At the name, all three pixies flinched.
Their wings buzzed sharply, and they exchanged a burst of rapid clicks.
"We do not speak that name lightly here," the lead pixie said, her voice suddenly brittle.
"He broke things we cannot fix," added the second.
"But you have spoken truth," said the third. "And for that, the trail opens."
A glittery path alighted in front of Eugene, in the same direction as his lie-memory had gone.
The pixies had already begun to drift back to their own business, leaving Eugene alone. The bazaar resumed its strange rhythm of motion—flute tones, chittering, and glowing trinkets exchanging hands. Whatever ceremony had passed between them was already forgotten by the crowd.
Eugene stepped toward the path, lantern in hand.
"Well," he said aloud, "I guess we follow it."
Cozimia floated beside him, her glow gentle but firm. "You did good, sugar. That one hurt, but it was true."
Enalia hovered above the path like a prism blown by a breeze. "The truth is not always pretty.
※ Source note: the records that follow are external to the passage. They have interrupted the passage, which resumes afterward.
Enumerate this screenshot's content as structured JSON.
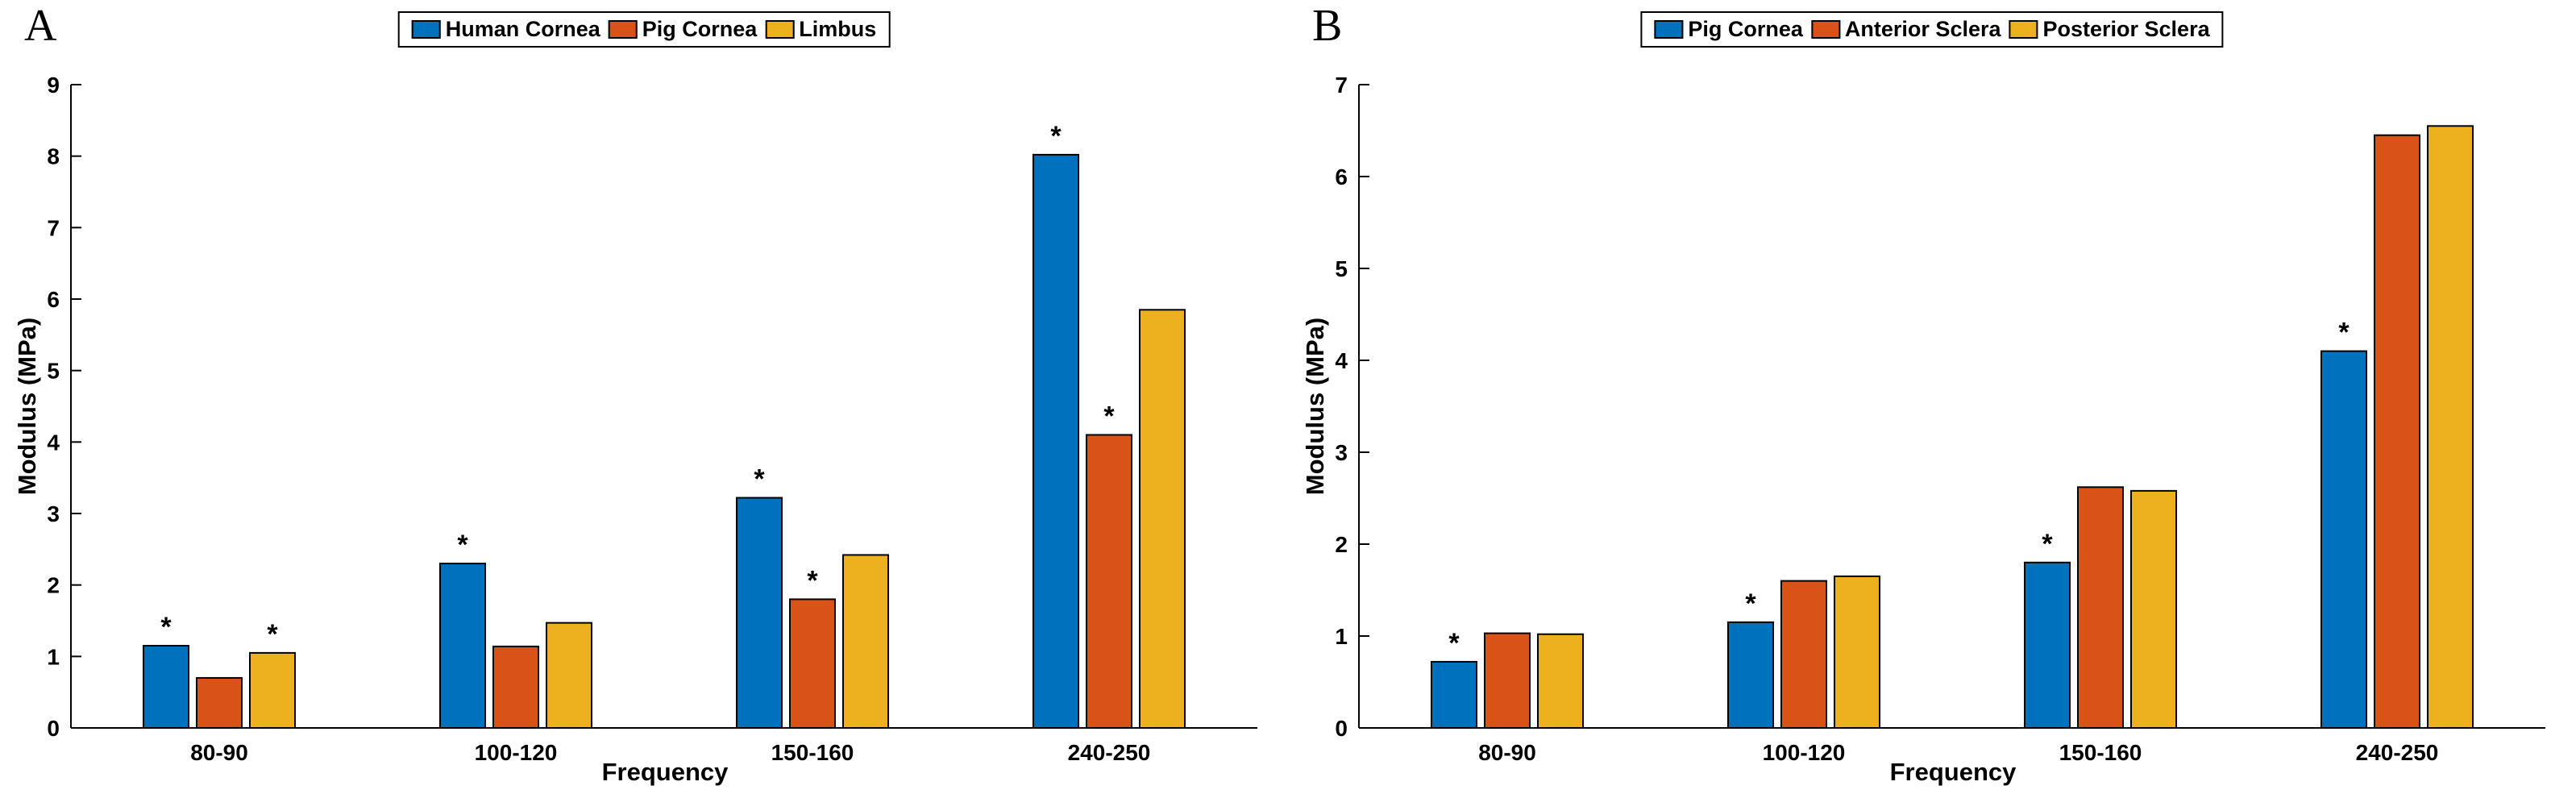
{
  "figure": {
    "background": "#ffffff",
    "significance_marker": "*"
  },
  "chart_data": [
    {
      "type": "bar",
      "panel_label": "A",
      "title": "",
      "xlabel": "Frequency",
      "ylabel": "Modulus (MPa)",
      "ylim": [
        0,
        9
      ],
      "yticks": [
        0,
        1,
        2,
        3,
        4,
        5,
        6,
        7,
        8,
        9
      ],
      "grid": false,
      "legend_position": "top-center",
      "categories": [
        "80-90",
        "100-120",
        "150-160",
        "240-250"
      ],
      "series": [
        {
          "name": "Human Cornea",
          "color": "#0072BD",
          "values": [
            1.15,
            2.3,
            3.22,
            8.02
          ],
          "sig_markers": [
            true,
            true,
            true,
            true
          ]
        },
        {
          "name": "Pig Cornea",
          "color": "#D95319",
          "values": [
            0.7,
            1.14,
            1.8,
            4.1
          ],
          "sig_markers": [
            false,
            false,
            true,
            true
          ]
        },
        {
          "name": "Limbus",
          "color": "#EDB120",
          "values": [
            1.05,
            1.47,
            2.42,
            5.85
          ],
          "sig_markers": [
            true,
            false,
            false,
            false
          ]
        }
      ]
    },
    {
      "type": "bar",
      "panel_label": "B",
      "title": "",
      "xlabel": "Frequency",
      "ylabel": "Modulus (MPa)",
      "ylim": [
        0,
        7
      ],
      "yticks": [
        0,
        1,
        2,
        3,
        4,
        5,
        6,
        7
      ],
      "grid": false,
      "legend_position": "top-center",
      "categories": [
        "80-90",
        "100-120",
        "150-160",
        "240-250"
      ],
      "series": [
        {
          "name": "Pig Cornea",
          "color": "#0072BD",
          "values": [
            0.72,
            1.15,
            1.8,
            4.1
          ],
          "sig_markers": [
            true,
            true,
            true,
            true
          ]
        },
        {
          "name": "Anterior Sclera",
          "color": "#D95319",
          "values": [
            1.03,
            1.6,
            2.62,
            6.45
          ],
          "sig_markers": [
            false,
            false,
            false,
            false
          ]
        },
        {
          "name": "Posterior Sclera",
          "color": "#EDB120",
          "values": [
            1.02,
            1.65,
            2.58,
            6.55
          ],
          "sig_markers": [
            false,
            false,
            false,
            false
          ]
        }
      ]
    }
  ]
}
But it makes the trail more real."
"Do you think they actually trust me now?" Eugene asked.
"No," Enalia replied, "but that isn’t required. This isn’t about trust. It’s about permission."
Cozimia bobbed slightly in agreement. "Besides, trust comes later. After you prove you ain’t just full of stories."
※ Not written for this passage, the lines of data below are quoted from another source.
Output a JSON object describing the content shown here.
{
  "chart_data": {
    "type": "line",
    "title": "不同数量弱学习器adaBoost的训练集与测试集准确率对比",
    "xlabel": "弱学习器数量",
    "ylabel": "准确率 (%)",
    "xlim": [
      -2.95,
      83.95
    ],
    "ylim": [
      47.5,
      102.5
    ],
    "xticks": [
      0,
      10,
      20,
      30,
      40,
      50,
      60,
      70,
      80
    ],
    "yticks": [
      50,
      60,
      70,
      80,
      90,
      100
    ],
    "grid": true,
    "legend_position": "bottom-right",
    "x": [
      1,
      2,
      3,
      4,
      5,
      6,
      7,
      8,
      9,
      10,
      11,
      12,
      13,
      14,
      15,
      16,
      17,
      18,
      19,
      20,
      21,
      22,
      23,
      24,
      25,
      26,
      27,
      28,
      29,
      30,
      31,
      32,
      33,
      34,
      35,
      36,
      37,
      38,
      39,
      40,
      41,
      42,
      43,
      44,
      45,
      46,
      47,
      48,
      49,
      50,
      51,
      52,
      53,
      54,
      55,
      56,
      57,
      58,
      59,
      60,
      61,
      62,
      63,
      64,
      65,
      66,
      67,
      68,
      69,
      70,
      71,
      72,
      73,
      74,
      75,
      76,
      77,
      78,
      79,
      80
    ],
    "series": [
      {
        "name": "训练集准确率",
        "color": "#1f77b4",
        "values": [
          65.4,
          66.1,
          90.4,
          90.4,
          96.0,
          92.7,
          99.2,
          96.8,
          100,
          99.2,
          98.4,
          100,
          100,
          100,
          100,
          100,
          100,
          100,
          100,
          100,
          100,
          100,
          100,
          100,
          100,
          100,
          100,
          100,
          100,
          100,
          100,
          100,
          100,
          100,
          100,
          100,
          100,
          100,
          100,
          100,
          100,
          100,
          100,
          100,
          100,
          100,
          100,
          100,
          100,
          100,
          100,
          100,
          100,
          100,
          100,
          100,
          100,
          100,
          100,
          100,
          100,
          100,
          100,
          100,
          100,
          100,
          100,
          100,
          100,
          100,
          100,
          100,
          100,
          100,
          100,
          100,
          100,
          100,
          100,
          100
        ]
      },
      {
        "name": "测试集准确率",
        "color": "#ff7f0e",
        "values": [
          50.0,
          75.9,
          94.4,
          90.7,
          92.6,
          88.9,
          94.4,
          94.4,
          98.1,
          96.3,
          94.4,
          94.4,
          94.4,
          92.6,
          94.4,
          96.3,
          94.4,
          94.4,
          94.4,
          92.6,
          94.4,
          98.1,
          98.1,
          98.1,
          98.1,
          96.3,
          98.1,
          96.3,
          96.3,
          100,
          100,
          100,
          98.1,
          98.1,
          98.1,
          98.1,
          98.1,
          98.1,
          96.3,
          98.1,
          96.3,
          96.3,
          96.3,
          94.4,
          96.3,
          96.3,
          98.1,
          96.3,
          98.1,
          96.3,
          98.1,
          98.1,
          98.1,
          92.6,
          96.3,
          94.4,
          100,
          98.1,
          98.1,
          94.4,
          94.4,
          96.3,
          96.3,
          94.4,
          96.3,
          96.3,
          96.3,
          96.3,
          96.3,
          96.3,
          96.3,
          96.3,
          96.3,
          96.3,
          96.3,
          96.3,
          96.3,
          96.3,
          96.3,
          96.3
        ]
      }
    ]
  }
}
Eugene smirked and began walking. The lit stones flickered one by one as his foot approached, always guiding him forward.
"Let’s go meet the ghost who isn’t."
A sudden clatter of hooves behind him made Eugene turn.
Wobewt was there, silhouetted against the strange lights of the bazaar. His coat was dusted with glitter-mote and grit, his brow furrowed with something between worry and resolve.
"You shouldn’t go awone," the centaur said. "Not to hew. Not to She-Who-Wasn’t."
Eugene blinked. "I thought you didn’t want to say her name."
"I don’t," Wobewt replied. "But I’ww say wowse things befowe the end, I suspect. I’m coming with you."
He took a step forward onto the glittering path. "How ewse awe we evew gonna see the staws?."